Stp Gabriel
Small complex with amazing hidden gems
Stp Gabriel site overview
What to see
Although now largely covered by a camping site and scrubland, strongpoint Stp Gabriel to the south of Sainte Cecile is worth spending time at as there are a number of hidden gems if you look carefully.
Direct access to the beach has been stopped here as the roadway has been destroyed by the sea and the site has received a lot of old building materials and added sea defence structures in a bid to shore up the coastline.
Those with a keen eye will spot the barbed wire fences around the modern sea defences are heavily reliant on a large number of original WW2 German Eisenpfahl spiked fence posts. With their base plates buried in the ground they still perform the same task they did over 80 years ago when first put in.
Mixed in with the sea defences at the edge of the small cliffs are a number of WW2 concrete blocks - with T-shaped cut-outs - and we wonder how many thousands of tourists have walked past these blocks and not realised their deadly secret.
These blocks are part of WW2 German Nutcracker mines, devices packed with explosives which would sit on the seabed waiting for allied boats to pass over. Located in the T-shaped slot on a hinge was a length of steel railway line or wooden post which would point towards the surface and if moved by a craft passing overhead would trigger the mine and destroy the bottom of the ship.
We've spotted 13 of them along a short stretch and these concrete bases are helping to protect the beach and dunes area in a different way.
Just before you get to the roadblock to stop you reaching the beach at Stp Gabriel, look left into the entrance to the campsite where you can see the remains of a R134 ammunition storage bunker.
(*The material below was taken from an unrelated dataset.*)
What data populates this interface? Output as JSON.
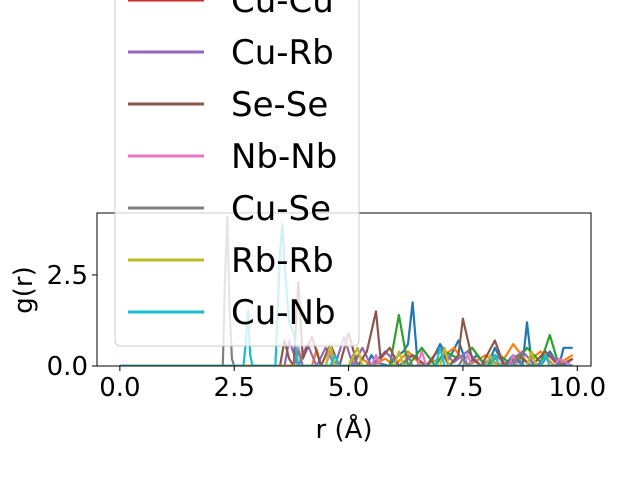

A few yards away, up into the dunes, you can see a small storage shelter too.
North of the campsite are two personnel shelters, both now at alarming angles in the dunes, and these both feature attempts to break up the flat surfaces of the concrete with an undulating outer layer we've only previously seen on the walls of the sea mine and torpedo storage tunnels at nearby Stp Hasso - maybe they were built by the same group.